Eso le contesté a la veterinaria del matadero donde trabajo, una mañana cualquiera cuando me dijo en ese matadero de la Castilla profunda -donde ambas nos ganamos la vida- que "esos pendientes que llevas puestos no son los más apropiados para un sitio como éste". Era cierto, porque mis pendientes pecaban de ser demasiado largos y sofisticados, a lo que hay que añadir un toque de maquillaje, otro de perfume francés y debajo de mi bata ensangrentada, una bonita blusa de seda. No obstante, mi respuesta no tardó en dibujar una sonrisa en esa mujer rústica, experimentada y notablemente lúcida, que me miró como si estuviese observando un extraño caso de laboratorio: antes muerta que sencilla, le susurré por lo bajo a la veterinaria, casi como si se tratase de un mantra, y ella tuvo que contener una carcajada. Le dije que considerase mis complementos y abalorios -con los que procuro guardar cierto grado de glamour a pesar de la hostilidad del entorno- como una licencia poética.
Una hilera de cabezas de ganado arrancadas en vivo y en directo, un mar de sangre cubriendo el suelo, poca luz y siempre artificial, un olor único, irreductible, propio de la actividad que se desarrolla en un matadero, más cabezas, orejas, y vísceras que yacen en el interior de los contenedores. De repente llega un toro al matadero, cada vez que esto ocurre, los trabajadores se colocan en posiciones estratégicas, entre todos lo atan y tiran de la bestia negra hasta reducirla detrás de una valla que también se encargan de sostener con cuerdas.
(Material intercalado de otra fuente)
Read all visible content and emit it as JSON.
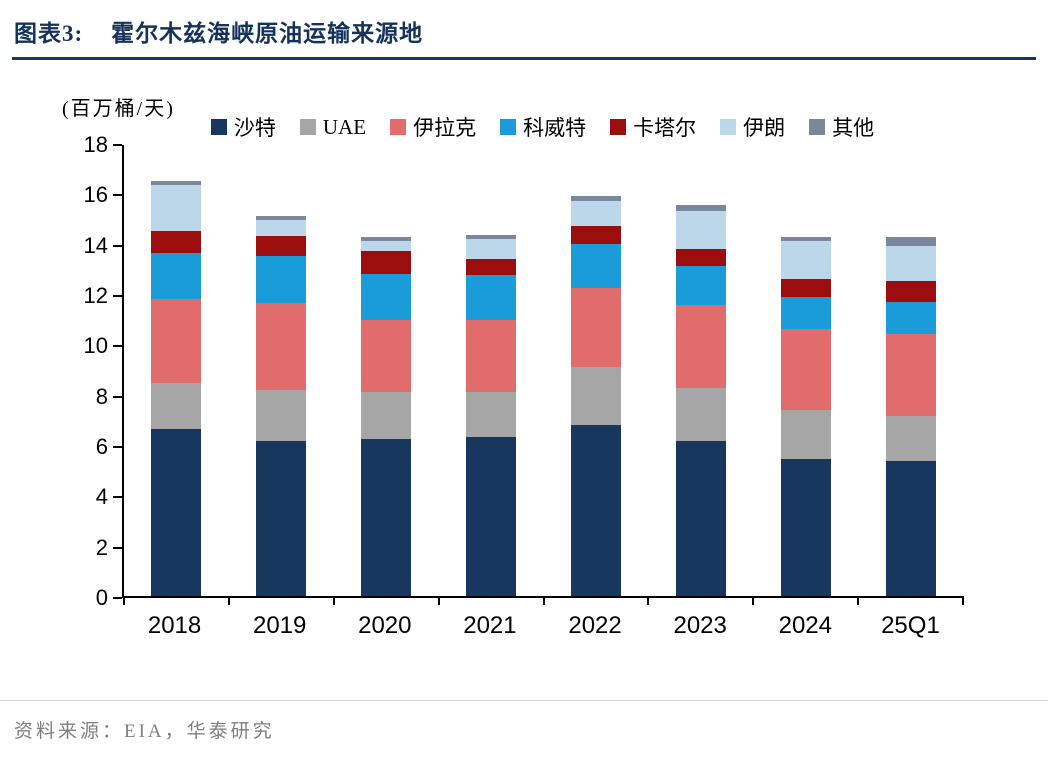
{
  "header": {
    "title_prefix": "图表3:",
    "title": "霍尔木兹海峡原油运输来源地"
  },
  "chart_data": {
    "type": "bar",
    "stacked": true,
    "title": "霍尔木兹海峡原油运输来源地",
    "unit_label": "(百万桶/天)",
    "categories": [
      "2018",
      "2019",
      "2020",
      "2021",
      "2022",
      "2023",
      "2024",
      "25Q1"
    ],
    "series": [
      {
        "name": "沙特",
        "color": "#17375e",
        "values": [
          6.65,
          6.15,
          6.25,
          6.3,
          6.8,
          6.15,
          5.45,
          5.35
        ]
      },
      {
        "name": "UAE",
        "color": "#a6a6a6",
        "values": [
          1.8,
          2.05,
          1.85,
          1.8,
          2.3,
          2.1,
          1.95,
          1.8
        ]
      },
      {
        "name": "伊拉克",
        "color": "#e06c6c",
        "values": [
          3.35,
          3.45,
          2.85,
          2.85,
          3.15,
          3.3,
          3.2,
          3.25
        ]
      },
      {
        "name": "科威特",
        "color": "#1a9cd8",
        "values": [
          1.85,
          1.85,
          1.85,
          1.8,
          1.75,
          1.55,
          1.3,
          1.3
        ]
      },
      {
        "name": "卡塔尔",
        "color": "#9c0e0e",
        "values": [
          0.85,
          0.8,
          0.9,
          0.65,
          0.7,
          0.7,
          0.7,
          0.8
        ]
      },
      {
        "name": "伊朗",
        "color": "#bdd7ea",
        "values": [
          1.85,
          0.65,
          0.4,
          0.8,
          1.0,
          1.5,
          1.5,
          1.4
        ]
      },
      {
        "name": "其他",
        "color": "#7a889e",
        "values": [
          0.15,
          0.15,
          0.15,
          0.15,
          0.2,
          0.25,
          0.15,
          0.35
        ]
      }
    ],
    "ylim": [
      0,
      18
    ],
    "ytick_step": 2,
    "legend_position": "top",
    "grid": false
  },
  "footer": {
    "source": "资料来源：EIA，华泰研究"
  }
}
Esto sucede cuando el toro es un semental que no cabe en el cajón de aturdimiento -donde sí caben el resto de animales- allí se les aturde con una bala que asegura su muerte cerebral, una bala cautiva que no llega a dispararse pero que los neutraliza, para luego poder desangrarlos sin que dicho proceso suponga un mayor sufrimiento, o por lo menos eso determina la ley contra el maltrato animal.
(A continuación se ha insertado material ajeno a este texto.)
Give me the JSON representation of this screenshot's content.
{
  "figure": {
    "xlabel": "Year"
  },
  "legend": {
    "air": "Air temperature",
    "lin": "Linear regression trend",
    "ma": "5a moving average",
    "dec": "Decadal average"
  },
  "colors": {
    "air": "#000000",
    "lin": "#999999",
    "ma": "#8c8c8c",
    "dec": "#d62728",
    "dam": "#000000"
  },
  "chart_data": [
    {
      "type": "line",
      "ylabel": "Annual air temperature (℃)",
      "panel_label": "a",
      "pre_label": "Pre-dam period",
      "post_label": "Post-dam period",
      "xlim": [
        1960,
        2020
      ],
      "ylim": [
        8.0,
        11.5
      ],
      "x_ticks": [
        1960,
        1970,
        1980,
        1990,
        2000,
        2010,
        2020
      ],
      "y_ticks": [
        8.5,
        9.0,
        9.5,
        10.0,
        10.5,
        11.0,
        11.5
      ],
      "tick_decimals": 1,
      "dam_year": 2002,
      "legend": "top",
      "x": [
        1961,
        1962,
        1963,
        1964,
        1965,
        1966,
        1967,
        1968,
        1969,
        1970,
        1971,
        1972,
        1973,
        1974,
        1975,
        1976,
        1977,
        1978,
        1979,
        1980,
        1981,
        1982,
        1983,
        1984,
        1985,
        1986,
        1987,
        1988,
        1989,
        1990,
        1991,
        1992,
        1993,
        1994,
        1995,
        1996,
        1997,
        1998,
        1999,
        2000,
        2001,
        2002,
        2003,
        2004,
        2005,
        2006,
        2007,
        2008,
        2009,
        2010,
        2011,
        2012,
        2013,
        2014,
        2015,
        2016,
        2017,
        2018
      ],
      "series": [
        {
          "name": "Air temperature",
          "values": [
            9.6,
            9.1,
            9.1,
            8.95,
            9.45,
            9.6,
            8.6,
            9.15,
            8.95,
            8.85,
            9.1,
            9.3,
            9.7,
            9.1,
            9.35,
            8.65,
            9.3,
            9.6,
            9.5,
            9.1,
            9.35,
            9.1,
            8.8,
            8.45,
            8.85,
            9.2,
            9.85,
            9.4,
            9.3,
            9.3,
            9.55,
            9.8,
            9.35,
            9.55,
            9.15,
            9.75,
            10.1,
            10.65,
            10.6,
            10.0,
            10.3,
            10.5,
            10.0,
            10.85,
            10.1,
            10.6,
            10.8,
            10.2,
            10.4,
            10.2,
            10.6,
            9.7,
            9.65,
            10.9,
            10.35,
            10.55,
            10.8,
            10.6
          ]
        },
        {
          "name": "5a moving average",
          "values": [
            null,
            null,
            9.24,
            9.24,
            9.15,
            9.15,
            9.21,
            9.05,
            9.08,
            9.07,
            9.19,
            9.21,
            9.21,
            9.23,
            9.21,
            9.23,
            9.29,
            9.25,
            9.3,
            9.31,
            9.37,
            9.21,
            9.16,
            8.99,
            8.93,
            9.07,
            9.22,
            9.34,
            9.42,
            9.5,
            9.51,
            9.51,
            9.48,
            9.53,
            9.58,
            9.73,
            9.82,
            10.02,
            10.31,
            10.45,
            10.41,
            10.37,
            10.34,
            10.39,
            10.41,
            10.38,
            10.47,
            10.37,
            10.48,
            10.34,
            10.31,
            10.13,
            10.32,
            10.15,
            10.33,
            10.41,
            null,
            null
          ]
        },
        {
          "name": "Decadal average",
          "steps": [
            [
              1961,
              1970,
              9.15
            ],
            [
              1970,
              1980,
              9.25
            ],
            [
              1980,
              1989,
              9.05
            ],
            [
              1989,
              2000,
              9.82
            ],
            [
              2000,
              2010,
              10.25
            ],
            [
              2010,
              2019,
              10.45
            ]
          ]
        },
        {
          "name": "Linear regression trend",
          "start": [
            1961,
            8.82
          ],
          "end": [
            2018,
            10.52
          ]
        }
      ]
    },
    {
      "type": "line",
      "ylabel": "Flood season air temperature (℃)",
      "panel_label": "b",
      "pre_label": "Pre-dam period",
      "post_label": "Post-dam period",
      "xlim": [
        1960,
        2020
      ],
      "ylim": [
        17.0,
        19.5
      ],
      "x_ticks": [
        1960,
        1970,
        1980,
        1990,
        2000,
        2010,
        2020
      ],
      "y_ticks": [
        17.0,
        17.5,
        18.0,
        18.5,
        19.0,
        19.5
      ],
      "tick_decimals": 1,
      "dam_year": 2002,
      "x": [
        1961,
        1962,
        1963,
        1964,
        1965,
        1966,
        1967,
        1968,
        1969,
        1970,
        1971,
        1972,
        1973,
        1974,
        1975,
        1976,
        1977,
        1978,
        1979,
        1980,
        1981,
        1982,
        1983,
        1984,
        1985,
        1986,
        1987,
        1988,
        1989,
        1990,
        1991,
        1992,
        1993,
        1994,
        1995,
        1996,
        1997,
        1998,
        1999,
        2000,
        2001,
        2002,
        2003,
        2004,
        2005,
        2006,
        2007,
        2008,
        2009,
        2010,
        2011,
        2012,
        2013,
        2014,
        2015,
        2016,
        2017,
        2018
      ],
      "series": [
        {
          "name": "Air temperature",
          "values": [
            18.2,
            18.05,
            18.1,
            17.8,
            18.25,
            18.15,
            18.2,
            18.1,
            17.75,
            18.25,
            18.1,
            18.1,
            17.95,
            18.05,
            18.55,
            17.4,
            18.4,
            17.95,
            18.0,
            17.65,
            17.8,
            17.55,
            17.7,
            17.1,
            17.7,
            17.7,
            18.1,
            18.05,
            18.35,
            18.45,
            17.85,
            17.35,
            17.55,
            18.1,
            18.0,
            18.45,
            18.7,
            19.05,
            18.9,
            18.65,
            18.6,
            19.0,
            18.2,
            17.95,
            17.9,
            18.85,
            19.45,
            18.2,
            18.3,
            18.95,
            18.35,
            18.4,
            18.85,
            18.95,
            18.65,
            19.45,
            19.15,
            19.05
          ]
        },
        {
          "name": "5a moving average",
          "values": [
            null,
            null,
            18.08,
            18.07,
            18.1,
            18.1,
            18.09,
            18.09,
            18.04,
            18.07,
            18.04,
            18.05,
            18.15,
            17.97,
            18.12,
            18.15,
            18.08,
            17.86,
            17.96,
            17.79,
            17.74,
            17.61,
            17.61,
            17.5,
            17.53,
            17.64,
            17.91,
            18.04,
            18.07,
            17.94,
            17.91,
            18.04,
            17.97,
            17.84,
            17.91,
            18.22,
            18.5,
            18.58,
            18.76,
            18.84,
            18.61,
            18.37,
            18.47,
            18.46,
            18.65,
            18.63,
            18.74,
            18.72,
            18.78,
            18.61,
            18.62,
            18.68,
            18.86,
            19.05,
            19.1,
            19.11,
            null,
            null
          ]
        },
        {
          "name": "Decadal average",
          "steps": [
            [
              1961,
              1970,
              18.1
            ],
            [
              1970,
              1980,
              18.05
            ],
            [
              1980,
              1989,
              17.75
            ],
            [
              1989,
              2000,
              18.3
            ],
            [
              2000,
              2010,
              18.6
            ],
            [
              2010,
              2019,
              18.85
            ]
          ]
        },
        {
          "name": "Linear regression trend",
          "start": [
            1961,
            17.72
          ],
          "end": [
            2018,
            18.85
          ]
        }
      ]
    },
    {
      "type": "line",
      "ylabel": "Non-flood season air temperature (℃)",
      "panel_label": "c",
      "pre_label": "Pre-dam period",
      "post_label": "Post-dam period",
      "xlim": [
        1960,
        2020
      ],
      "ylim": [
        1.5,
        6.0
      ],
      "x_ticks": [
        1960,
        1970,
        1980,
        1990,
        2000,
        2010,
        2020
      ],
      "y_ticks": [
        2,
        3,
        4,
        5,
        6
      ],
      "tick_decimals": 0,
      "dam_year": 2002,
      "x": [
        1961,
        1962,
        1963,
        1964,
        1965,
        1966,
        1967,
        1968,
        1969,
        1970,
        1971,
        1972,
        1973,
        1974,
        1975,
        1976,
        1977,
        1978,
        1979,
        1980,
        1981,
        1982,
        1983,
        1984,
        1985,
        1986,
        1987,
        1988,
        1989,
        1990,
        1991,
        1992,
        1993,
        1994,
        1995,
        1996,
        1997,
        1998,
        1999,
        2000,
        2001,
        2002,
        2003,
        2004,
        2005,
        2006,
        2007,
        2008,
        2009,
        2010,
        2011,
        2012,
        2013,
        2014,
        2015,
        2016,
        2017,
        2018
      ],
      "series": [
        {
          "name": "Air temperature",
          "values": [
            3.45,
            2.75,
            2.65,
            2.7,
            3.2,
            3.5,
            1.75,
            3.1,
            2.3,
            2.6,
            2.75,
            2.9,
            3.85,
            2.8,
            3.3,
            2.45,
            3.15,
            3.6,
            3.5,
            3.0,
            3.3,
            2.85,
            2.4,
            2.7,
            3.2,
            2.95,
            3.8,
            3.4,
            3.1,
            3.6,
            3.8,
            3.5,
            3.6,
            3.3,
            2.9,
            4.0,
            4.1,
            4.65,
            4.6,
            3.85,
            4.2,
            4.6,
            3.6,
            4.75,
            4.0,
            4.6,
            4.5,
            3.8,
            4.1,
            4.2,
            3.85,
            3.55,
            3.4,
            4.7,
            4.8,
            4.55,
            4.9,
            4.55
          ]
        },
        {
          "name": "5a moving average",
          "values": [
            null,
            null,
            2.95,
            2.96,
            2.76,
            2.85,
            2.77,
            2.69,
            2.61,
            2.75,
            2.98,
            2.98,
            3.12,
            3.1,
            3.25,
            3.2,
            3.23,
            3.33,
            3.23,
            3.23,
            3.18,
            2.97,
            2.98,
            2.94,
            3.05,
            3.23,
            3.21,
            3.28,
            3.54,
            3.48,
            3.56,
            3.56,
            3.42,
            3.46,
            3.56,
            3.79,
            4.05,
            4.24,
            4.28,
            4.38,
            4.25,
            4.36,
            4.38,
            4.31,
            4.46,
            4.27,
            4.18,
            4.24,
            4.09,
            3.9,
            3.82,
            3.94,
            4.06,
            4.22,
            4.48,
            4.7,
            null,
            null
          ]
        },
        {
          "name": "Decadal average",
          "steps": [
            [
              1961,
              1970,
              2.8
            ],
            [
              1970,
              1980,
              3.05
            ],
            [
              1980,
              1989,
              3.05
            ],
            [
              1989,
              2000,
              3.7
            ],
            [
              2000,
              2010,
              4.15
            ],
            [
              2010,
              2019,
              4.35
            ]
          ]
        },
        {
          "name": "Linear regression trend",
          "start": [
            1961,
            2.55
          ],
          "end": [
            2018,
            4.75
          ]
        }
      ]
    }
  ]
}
En el caso de los toros, su tamaño supera el de la cabina de ejecuciones, por tanto es necesario abordarlos de la forma más tradicional, cinco o seis hombres rodean a la bestia: "Vamos tirad todos hacia atrás, con cojones", ordena el dueño del matadero, y con un gesto me indican que me aleje; en esa ritualidad no hay espacio para las mujeres. Le comento a la veterinaria rústica, experimentada y notablemente lúcida, que aquello encierra un aire primitivo, claro, me contesta, como cualquier ritual.
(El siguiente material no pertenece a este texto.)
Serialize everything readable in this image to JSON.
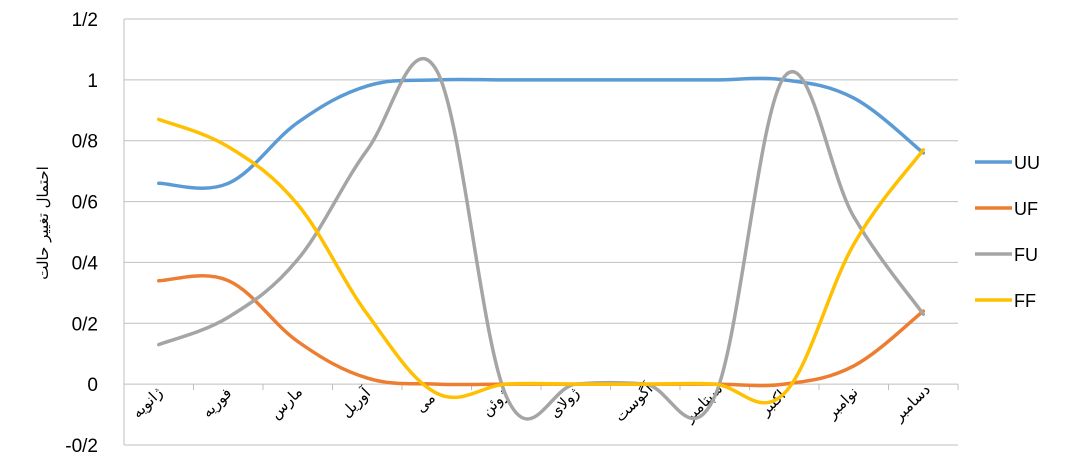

Finalmente lo ejecutan, lo desangran, lo faenan, lo parten en dos canales y yo lo peso, lo sello, lo etiqueto y lo guardo en la cámara frigorífica. Llega todavía caliente a mis manos, es un calor casi ancestral, para luego ser despiezado, vendido y distribuido por la fría industria posmoderna.
Un carnicero llama indignado al matadero -la secretaria pone el teléfono en alta voz para que podamos escucharlo todos- se queja de que la ternera que le enviamos no es una hembra, dice que en realidad es un macho y, en consecuencia, la calidad de la carne no es la misma. El dueño del matadero se ofende, insiste en que era una ternera, el carnicero se mantiene estoico en su postura y va subiendo el tono de su reclamo. El dueño del matadero le pide que le mande una foto por whatsapp de los genitales del presunto toro, si está tan convencido de lo que dice: "a ver si tiene huevos de mandarme los huevos". El carnicero accede y le manda por sus cojones una foto de los cojones del animal. Tenía razón, era un macho -y él también- o acaso nos íbamos a pensar que algo lo haría recular...pero nadie le pidió perdón.
Enciendo un pequeño horno de aromaterapia en la oficina, de canela con vainilla, para neutralizar el olor dominante. Un ganadero que acaba de traer doce vacas de campaña para que pasen en breve a mejor vida, me dice que ese ambientador es como una gota en el océano, inútil y anecdótico. Le respondo que no me importa, aunque sólo sirva para que este diminuto cubículo de la oficina huela mejor que el resto. Otra licencia poética en el medio de tanta muerte. El ganadero se ríe, me entrega un formulario de los que se rellenan de oficio, y a continuación un pendiente de los míos: me lo acaba de dar la veterinaria para que te lo entregue en mano, se te ha caído abajo, en el matadero. Estaba manchado de sangre vacuna, lo envolví en un pañuelo de papel y lo guardé para limpiarlo luego. El ganadero me recomienda que no me lo ponga otra vez, para qué, si total se te puede caer de nuevo, o enganchar en las reses que pesas, incluso hacerte daño. Entonces será como una herida de guerra, le dije, porque la estética de la belleza tiene que penetrar hasta en el más sórdido de los rincones. Acto seguido le repetí mi mantra contrafóbico: antes muerta que sencilla, y el ganadero volvió a reírse de buena gana.